Tesla (TSLA 4.96%) investors have had much to smile about in 2023. Shares of the electric vehicle (EV) company are up by a whopping 83% year to date despite rising competition as more automakers join the fast-growing opportunity. Let's discuss why the company's competitive advantages can help it continue outperforming over the long term. 

The electric vehicle opportunity is epic

Analysts at Bloomberg project that more than half of all vehicles sold in the U.S. by 2030 will be electric, thanks in part to government support for the industry and improving battery and charging technologies. And despite the rising competition, Tesla still looks like the best way for investors to bet on this transformational opportunity. 

While automakers like FordGeneral Motors, and Toyota enjoy substantial brand recognition and distribution networks from their internal combustion engine (ICE) businesses, they will cannibalize their existing lineups with electrified alternatives, leading to lower net growth. 

On the other hand, as a pure-play automaker, Tesla won't cannibalize an existing business, which could lead to a relatively higher market share when the dust settles. This key advantage could help Tesla reach CEO Elon Musk's goal of becoming the world's largest automaker, producing 20 million cars annually (up from 1.37 million in 2022). 

Tesla's size protects it from the competition

While Tesla has a clear advantage over its self-cannibalizing competitors, its scale and cash flow also give it an edge over smaller pure-play EV companies like Lucid or Rivian, which also run fully electric product lines.
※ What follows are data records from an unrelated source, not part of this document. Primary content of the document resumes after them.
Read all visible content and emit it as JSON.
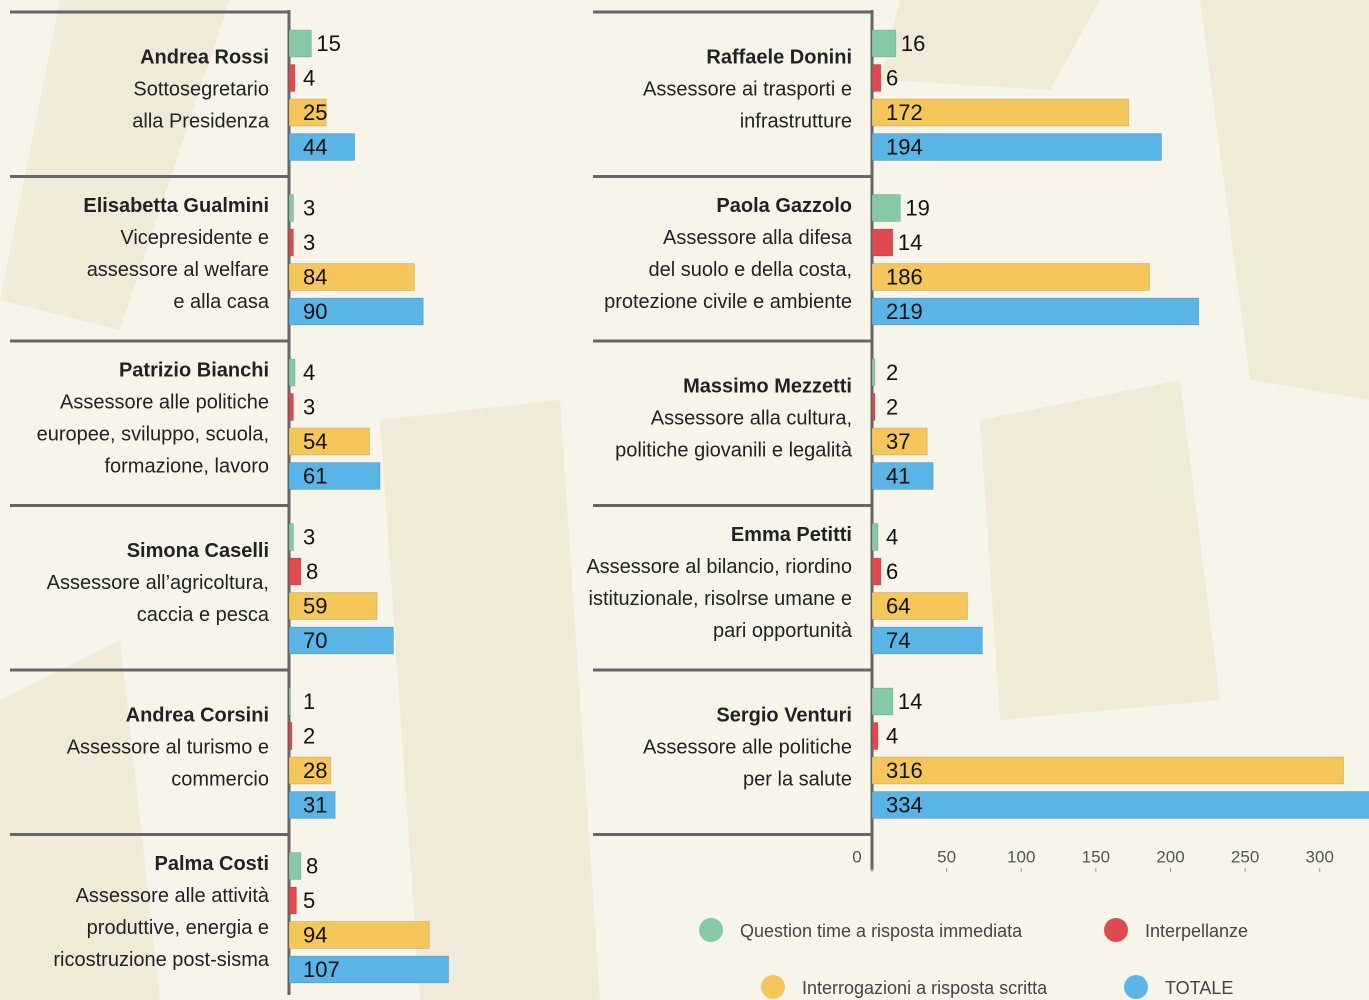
{
  "chart_data": [
    {
      "type": "bar",
      "categories": [
        "Andrea Rossi",
        "Elisabetta Gualmini",
        "Patrizio Bianchi",
        "Simona Caselli",
        "Andrea Corsini",
        "Palma Costi"
      ],
      "roles": [
        [
          "Sottosegretario",
          "alla Presidenza"
        ],
        [
          "Vicepresidente e",
          "assessore al welfare",
          "e alla casa"
        ],
        [
          "Assessore alle politiche",
          "europee, sviluppo, scuola,",
          "formazione, lavoro"
        ],
        [
          "Assessore all’agricoltura,",
          "caccia e pesca"
        ],
        [
          "Assessore al turismo e",
          "commercio"
        ],
        [
          "Assessore alle attività",
          "produttive, energia e",
          "ricostruzione post-sisma"
        ]
      ],
      "series": [
        {
          "color": "#86c9a4",
          "values": [
            15,
            3,
            4,
            3,
            1,
            8
          ]
        },
        {
          "color": "#e04a4f",
          "values": [
            4,
            3,
            3,
            8,
            2,
            5
          ]
        },
        {
          "color": "#f5c75a",
          "values": [
            25,
            84,
            54,
            59,
            28,
            94
          ]
        },
        {
          "color": "#5ab4e6",
          "values": [
            44,
            90,
            61,
            70,
            31,
            107
          ]
        }
      ]
    },
    {
      "type": "bar",
      "categories": [
        "Raffaele Donini",
        "Paola Gazzolo",
        "Massimo Mezzetti",
        "Emma Petitti",
        "Sergio Venturi"
      ],
      "roles": [
        [
          "Assessore ai trasporti e",
          "infrastrutture"
        ],
        [
          "Assessore alla difesa",
          "del suolo e della costa,",
          "protezione civile e ambiente"
        ],
        [
          "Assessore alla cultura,",
          "politiche giovanili e legalità"
        ],
        [
          "Assessore al bilancio, riordino",
          "istituzionale, risolrse umane e",
          "pari opportunità"
        ],
        [
          "Assessore alle politiche",
          "per la salute"
        ]
      ],
      "series": [
        {
          "name": "Question time a risposta immediata",
          "color": "#86c9a4",
          "values": [
            16,
            19,
            2,
            4,
            14
          ]
        },
        {
          "name": "Interpellanze",
          "color": "#e04a4f",
          "values": [
            6,
            14,
            2,
            6,
            4
          ]
        },
        {
          "name": "Interrogazioni a risposta scritta",
          "color": "#f5c75a",
          "values": [
            172,
            186,
            37,
            64,
            316
          ]
        },
        {
          "name": "TOTALE",
          "color": "#5ab4e6",
          "values": [
            194,
            219,
            41,
            74,
            334
          ]
        }
      ],
      "xlim": [
        0,
        333
      ],
      "xticks": [
        0,
        50,
        100,
        150,
        200,
        250,
        300
      ]
    }
  ]
}
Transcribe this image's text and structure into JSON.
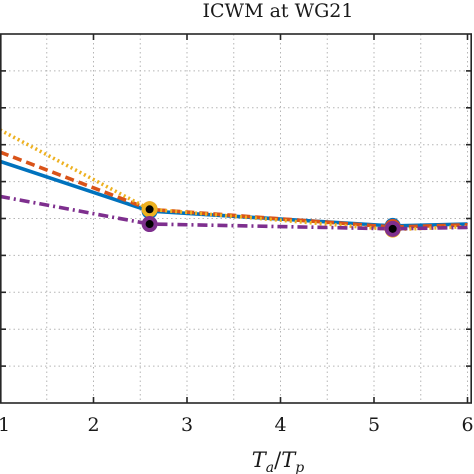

Unlike these loss-making companies, Tesla boasted an operating income of roughly $13.7 billion in 2022. This means it isn't totally reliant on raising high-interest debt or selling additional shares to fund its operations.

Futuristic car speeding through lights.

Image source: Getty Images.

Higher margins can translate to pricing power, which will become increasingly important as EV industry competition intensifies. According to a January Reuters report, Tesla slashed its prices by 20% globally, upping pressure on its cash-burning rivals. This probably isn't a temporary tactic. Management claims the company will be able to cut assembly costs by half through innovative manufacturing techniques. And if even a fraction of these cost savings is passed on to consumers, lower-margin rivals may be squeezed out of the industry. 

Tesla's financial muscle can also help it scale up faster. Recently, the company announced plans for an additional Gigafactory in Mexico expected to cost as much as $10 billion to complete. And it plans to release its Cybertruck by the end of 2023. Differentiated by its eye-catching design, the new vehicle could finally give Tesla a foothold in the pickup truck market, helping it keep up the pressure on rivals like Rivian and Ford Motor, which specialize in the space. 

The valuation is still reasonable

With a forward P/E of 52, Tesla stock is significantly more expensive than the S&P 500's average of 22. But the valuation looks reasonable considering its rapid growth rate and compelling advantages over both its large-cap and small-cap rivals. The company enjoys an excellent combination of scale and growth potential, which makes it a top pick for investors who want to bet on the EV industry.